Love’s not Time’s fool, though rosy lips and cheeks
Within his bending sickle’s compass come:
Love alters not with his brief hours and weeks,
But bears it out even to the edge of doom.
If this be error and upon me proved,
I never writ, nor no man ever loved.

It seems the wonder of literature is how often it echoes. Lines can touch because we have heard them played before in a different key. They have been handed down and cry out to be used and reused. Gass and the Bard are not saying exactly the same thing, but they get at a common sensation, love’s fear of love, harkening Rilke’s swirls and swerves portraying lovers and how they embrace, dare and yield in the Duino Elegies. Love, and it’s understanding, drips through this book–love of nature, love of one’s friend, love of one’s art (an art for Rilke all about seeing).

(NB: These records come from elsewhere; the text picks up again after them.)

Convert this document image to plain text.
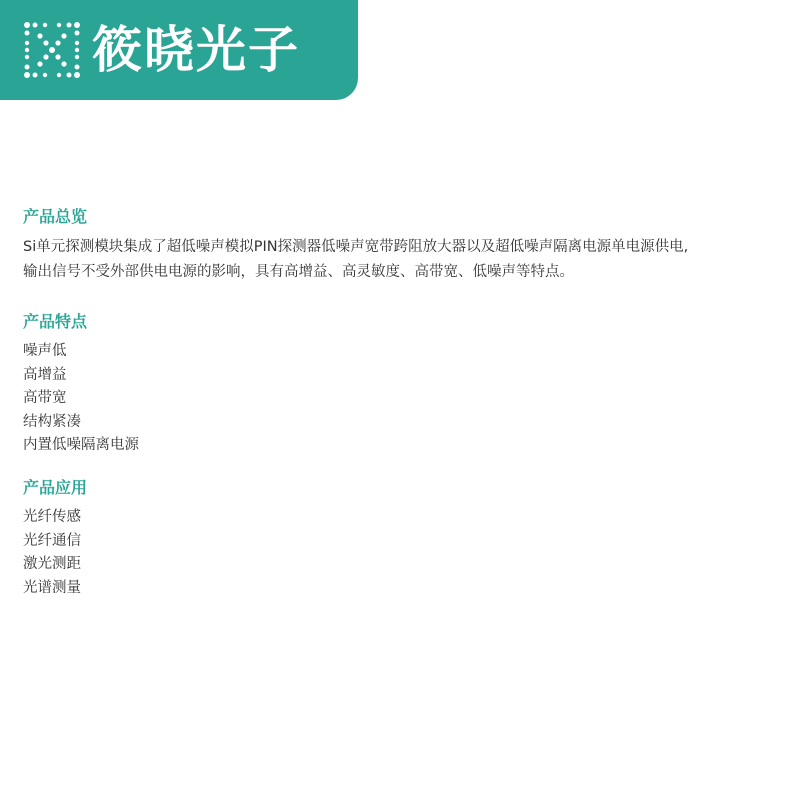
筱晓光子
产品总览

Si单元探测模块集成了超低噪声模拟PIN探测器低噪声宽带跨阻放大器以及超低噪声隔离电源单电源供电,

输出信号不受外部供电电源的影响，具有高增益、高灵敏度、高带宽、低噪声等特点。

产品特点
噪声低
高增益
高带宽
结构紧凑
内置低噪隔离电源
产品应用
光纤传感
光纤通信
激光测距
光谱测量
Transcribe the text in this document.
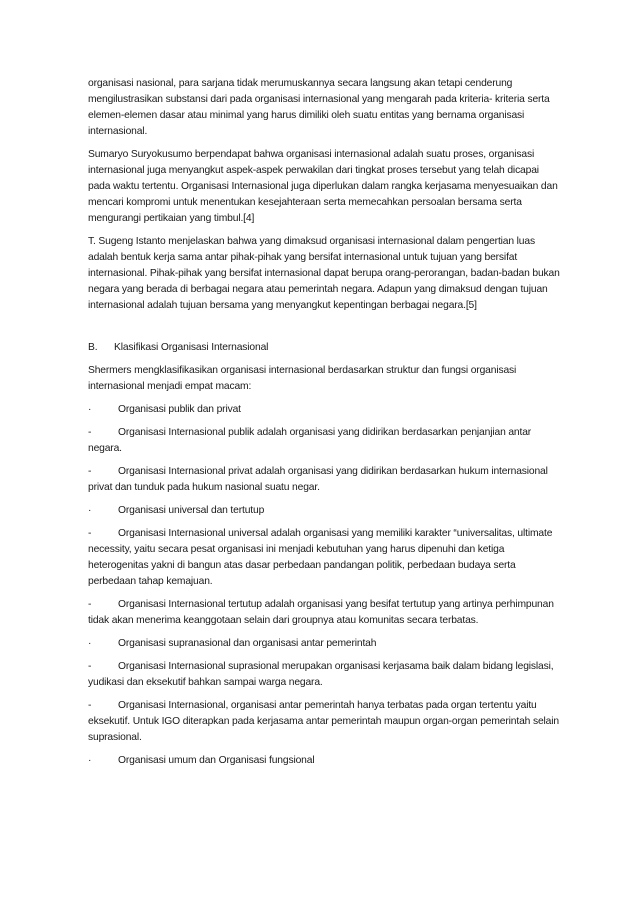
organisasi nasional, para sarjana tidak merumuskannya secara langsung akan tetapi cenderung mengilustrasikan substansi dari pada organisasi internasional yang mengarah pada kriteria- kriteria serta elemen-elemen dasar atau minimal yang harus dimiliki oleh suatu entitas yang bernama organisasi internasional.

Sumaryo Suryokusumo berpendapat bahwa organisasi internasional adalah suatu proses, organisasi internasional juga menyangkut aspek-aspek perwakilan dari tingkat proses tersebut yang telah dicapai pada waktu tertentu. Organisasi Internasional juga diperlukan dalam rangka kerjasama menyesuaikan dan mencari kompromi untuk menentukan kesejahteraan serta memecahkan persoalan bersama serta mengurangi pertikaian yang timbul.[4]

T. Sugeng Istanto menjelaskan bahwa yang dimaksud organisasi internasional dalam pengertian luas adalah bentuk kerja sama antar pihak-pihak yang bersifat internasional untuk tujuan yang bersifat internasional. Pihak-pihak yang bersifat internasional dapat berupa orang-perorangan, badan-badan bukan negara yang berada di berbagai negara atau pemerintah negara. Adapun yang dimaksud dengan tujuan internasional adalah tujuan bersama yang menyangkut kepentingan berbagai negara.[5]

B.	Klasifikasi Organisasi Internasional

Shermers mengklasifikasikan organisasi internasional berdasarkan struktur dan fungsi organisasi internasional menjadi empat macam:

·	Organisasi publik dan privat

-	Organisasi Internasional publik adalah organisasi yang didirikan berdasarkan penjanjian antar negara.

-	Organisasi Internasional privat adalah organisasi yang didirikan berdasarkan hukum internasional privat dan tunduk pada hukum nasional suatu negar.

·	Organisasi universal dan tertutup

-	Organisasi Internasional universal adalah organisasi yang memiliki karakter “universalitas, ultimate necessity, yaitu secara pesat organisasi ini menjadi kebutuhan yang harus dipenuhi dan ketiga heterogenitas yakni di bangun atas dasar perbedaan pandangan politik, perbedaan budaya serta perbedaan tahap kemajuan.

-	Organisasi Internasional tertutup adalah organisasi yang besifat tertutup yang artinya perhimpunan tidak akan menerima keanggotaan selain dari groupnya atau komunitas secara terbatas.

·	Organisasi supranasional dan organisasi antar pemerintah

-	Organisasi Internasional suprasional merupakan organisasi kerjasama baik dalam bidang legislasi, yudikasi dan eksekutif bahkan sampai warga negara.

-	Organisasi Internasional, organisasi antar pemerintah hanya terbatas pada organ tertentu yaitu eksekutif. Untuk IGO diterapkan pada kerjasama antar pemerintah maupun organ-organ pemerintah selain suprasional.

·	Organisasi umum dan Organisasi fungsional
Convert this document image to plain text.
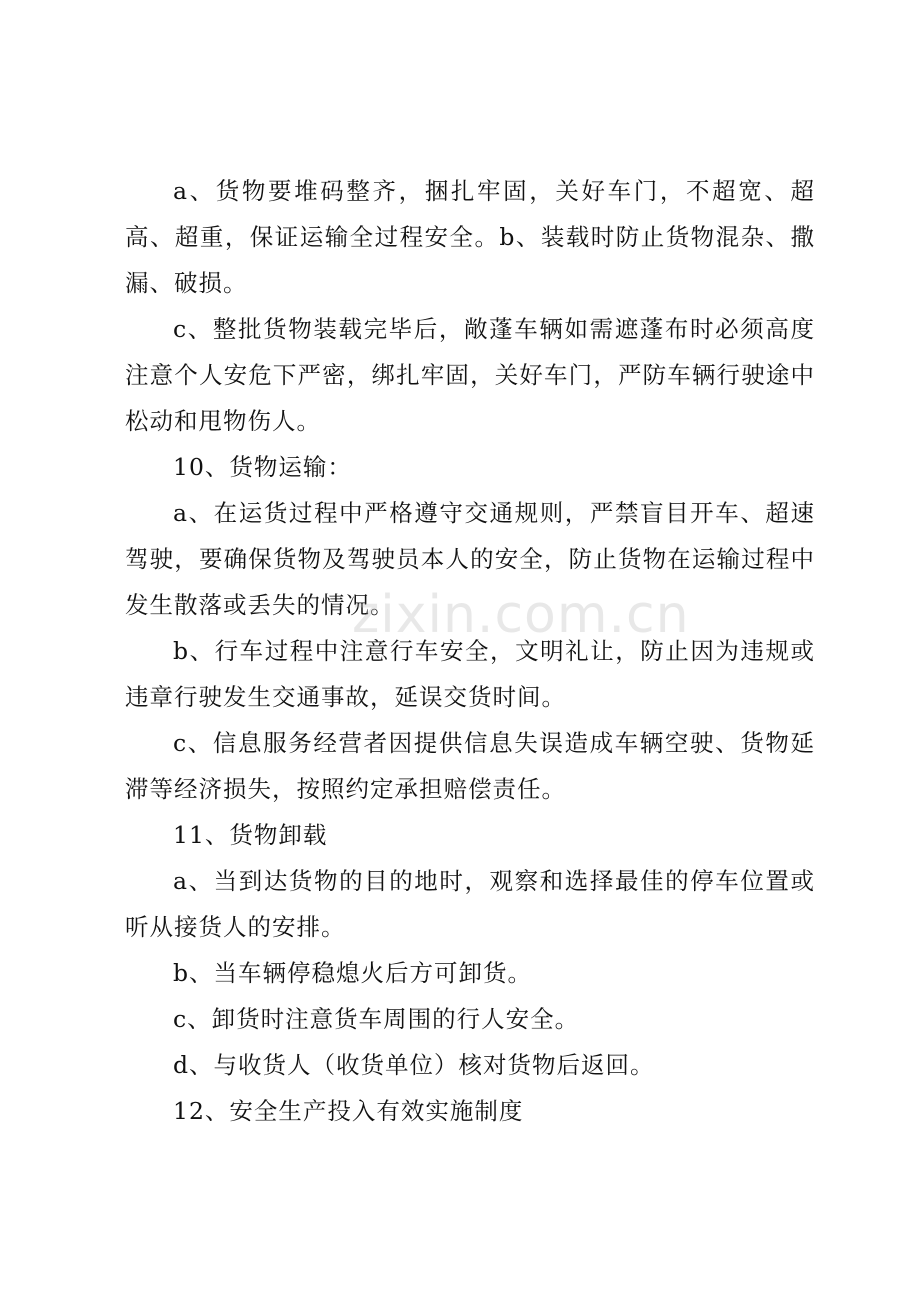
a、货物要堆码整齐，捆扎牢固，关好车门，不超宽、超高、超重，保证运输全过程安全。b、装载时防止货物混杂、撒漏、破损。

c、整批货物装载完毕后，敞蓬车辆如需遮蓬布时必须高度注意个人安危下严密，绑扎牢固，关好车门，严防车辆行驶途中松动和甩物伤人。

10、货物运输：

a、在运货过程中严格遵守交通规则，严禁盲目开车、超速驾驶，要确保货物及驾驶员本人的安全，防止货物在运输过程中发生散落或丢失的情况。

b、行车过程中注意行车安全，文明礼让，防止因为违规或违章行驶发生交通事故，延误交货时间。

c、信息服务经营者因提供信息失误造成车辆空驶、货物延滞等经济损失，按照约定承担赔偿责任。

11、货物卸载

a、当到达货物的目的地时，观察和选择最佳的停车位置或听从接货人的安排。

b、当车辆停稳熄火后方可卸货。

c、卸货时注意货车周围的行人安全。

d、与收货人（收货单位）核对货物后返回。

12、安全生产投入有效实施制度

zixin.com.cn
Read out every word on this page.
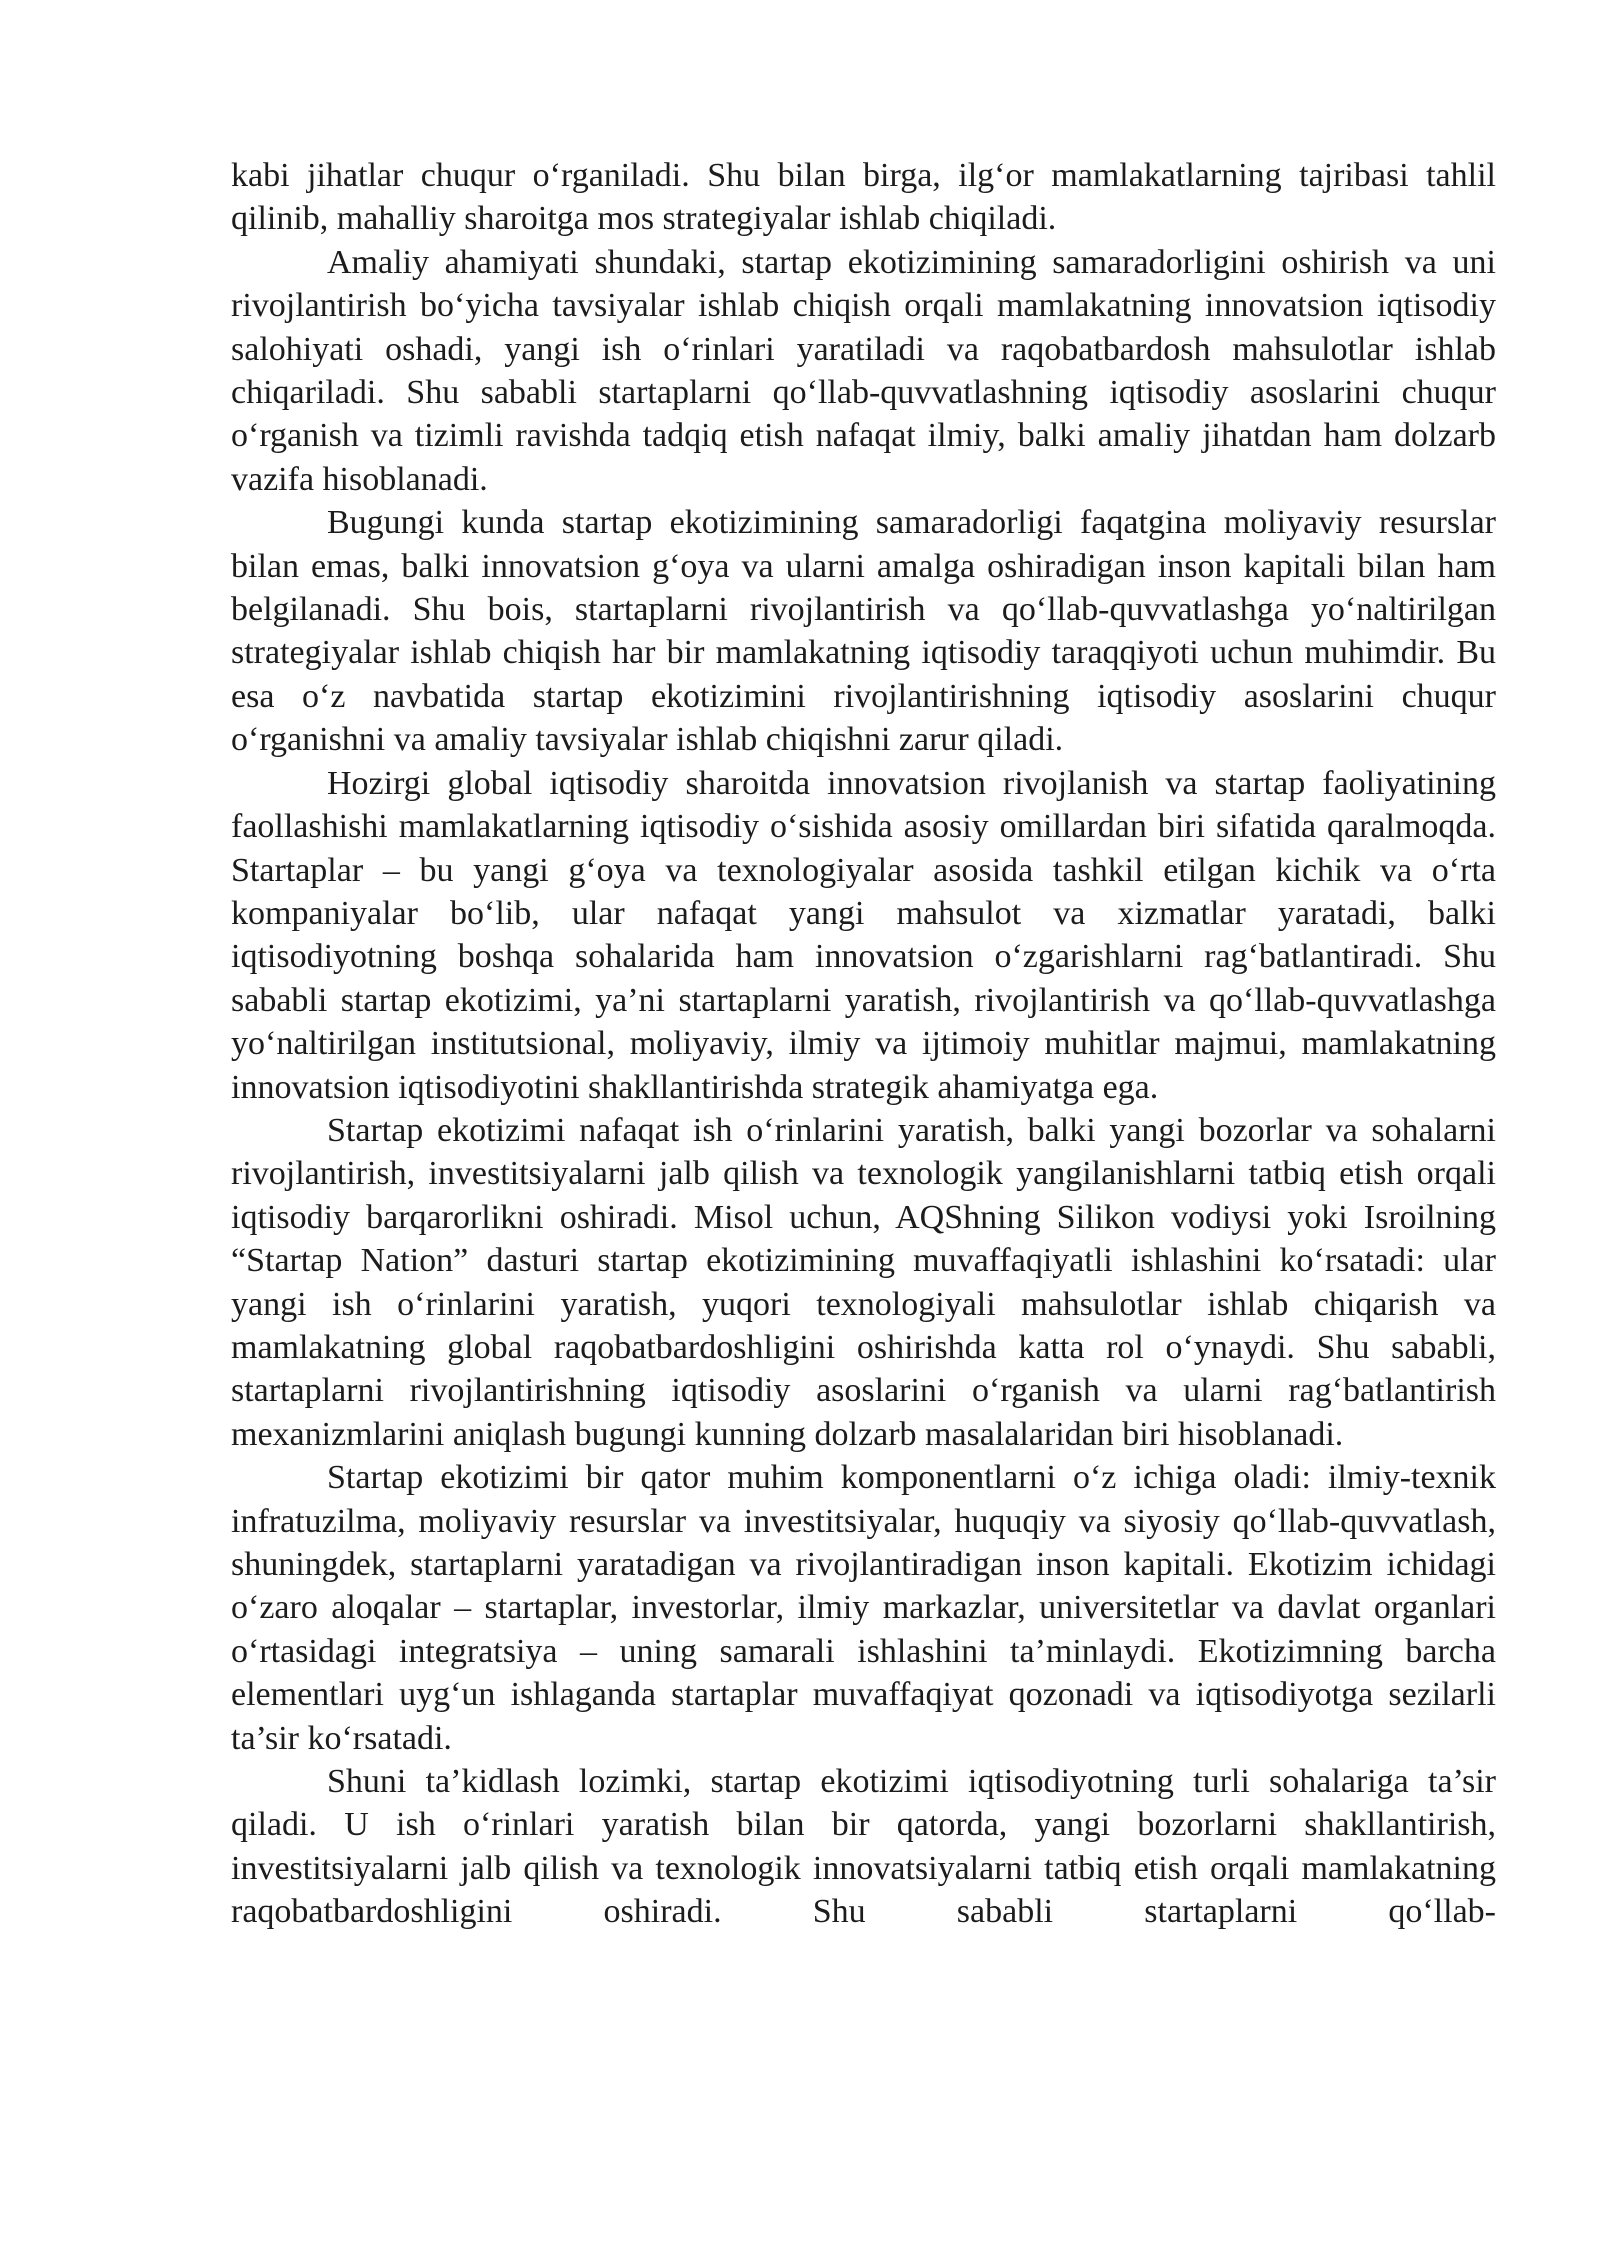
kabi jihatlar chuqur o‘rganiladi. Shu bilan birga, ilg‘or mamlakatlarning tajribasi tahlil qilinib, mahalliy sharoitga mos strategiyalar ishlab chiqiladi.

Amaliy ahamiyati shundaki, startap ekotizimining samaradorligini oshirish va uni rivojlantirish bo‘yicha tavsiyalar ishlab chiqish orqali mamlakatning innovatsion iqtisodiy salohiyati oshadi, yangi ish o‘rinlari yaratiladi va raqobatbardosh mahsulotlar ishlab chiqariladi. Shu sababli startaplarni qo‘llab-quvvatlashning iqtisodiy asoslarini chuqur o‘rganish va tizimli ravishda tadqiq etish nafaqat ilmiy, balki amaliy jihatdan ham dolzarb vazifa hisoblanadi.

Bugungi kunda startap ekotizimining samaradorligi faqatgina moliyaviy resurslar bilan emas, balki innovatsion g‘oya va ularni amalga oshiradigan inson kapitali bilan ham belgilanadi. Shu bois, startaplarni rivojlantirish va qo‘llab-quvvatlashga yo‘naltirilgan strategiyalar ishlab chiqish har bir mamlakatning iqtisodiy taraqqiyoti uchun muhimdir. Bu esa o‘z navbatida startap ekotizimini rivojlantirishning iqtisodiy asoslarini chuqur o‘rganishni va amaliy tavsiyalar ishlab chiqishni zarur qiladi.

Hozirgi global iqtisodiy sharoitda innovatsion rivojlanish va startap faoliyatining faollashishi mamlakatlarning iqtisodiy o‘sishida asosiy omillardan biri sifatida qaralmoqda. Startaplar – bu yangi g‘oya va texnologiyalar asosida tashkil etilgan kichik va o‘rta kompaniyalar bo‘lib, ular nafaqat yangi mahsulot va xizmatlar yaratadi, balki iqtisodiyotning boshqa sohalarida ham innovatsion o‘zgarishlarni rag‘batlantiradi. Shu sababli startap ekotizimi, ya’ni startaplarni yaratish, rivojlantirish va qo‘llab-quvvatlashga yo‘naltirilgan institutsional, moliyaviy, ilmiy va ijtimoiy muhitlar majmui, mamlakatning innovatsion iqtisodiyotini shakllantirishda strategik ahamiyatga ega.

Startap ekotizimi nafaqat ish o‘rinlarini yaratish, balki yangi bozorlar va sohalarni rivojlantirish, investitsiyalarni jalb qilish va texnologik yangilanishlarni tatbiq etish orqali iqtisodiy barqarorlikni oshiradi. Misol uchun, AQShning Silikon vodiysi yoki Isroilning “Startap Nation” dasturi startap ekotizimining muvaffaqiyatli ishlashini ko‘rsatadi: ular yangi ish o‘rinlarini yaratish, yuqori texnologiyali mahsulotlar ishlab chiqarish va mamlakatning global raqobatbardoshligini oshirishda katta rol o‘ynaydi. Shu sababli, startaplarni rivojlantirishning iqtisodiy asoslarini o‘rganish va ularni rag‘batlantirish mexanizmlarini aniqlash bugungi kunning dolzarb masalalaridan biri hisoblanadi.

Startap ekotizimi bir qator muhim komponentlarni o‘z ichiga oladi: ilmiy-texnik infratuzilma, moliyaviy resurslar va investitsiyalar, huquqiy va siyosiy qo‘llab-quvvatlash, shuningdek, startaplarni yaratadigan va rivojlantiradigan inson kapitali. Ekotizim ichidagi o‘zaro aloqalar – startaplar, investorlar, ilmiy markazlar, universitetlar va davlat organlari o‘rtasidagi integratsiya – uning samarali ishlashini ta’minlaydi. Ekotizimning barcha elementlari uyg‘un ishlaganda startaplar muvaffaqiyat qozonadi va iqtisodiyotga sezilarli ta’sir ko‘rsatadi.

Shuni ta’kidlash lozimki, startap ekotizimi iqtisodiyotning turli sohalariga ta’sir qiladi. U ish o‘rinlari yaratish bilan bir qatorda, yangi bozorlarni shakllantirish, investitsiyalarni jalb qilish va texnologik innovatsiyalarni tatbiq etish orqali mamlakatning raqobatbardoshligini oshiradi. Shu sababli startaplarni qo‘llab-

“To see” means to taste and thereby to “dance the orange,” to touch and feel at one’s finger end a little eternity, to smell ourselves cloud like steam from a warm cup, to hear voices, to listen so intensely you rise straight from the ground.       p. 41  NOTE: “dance the orange” is from number 15 of the Sonnets to Orpheus

As Rilke’s best art (The Notebooks of Malte Laurids Brigge, The Duino Elegies, his letters) carries inside declarations and methods of how to be an artist, this guidebook to one of the best loved and attacked (a curious ode to sour grapes by J.D. McClatchy) artists and his lyrics in translation (the bulk of the book) makes one excited about creation, about finding the muse through looking, about reading, about books, about why we are on earth and what we are doing. It’s a warm love letter from one master to another.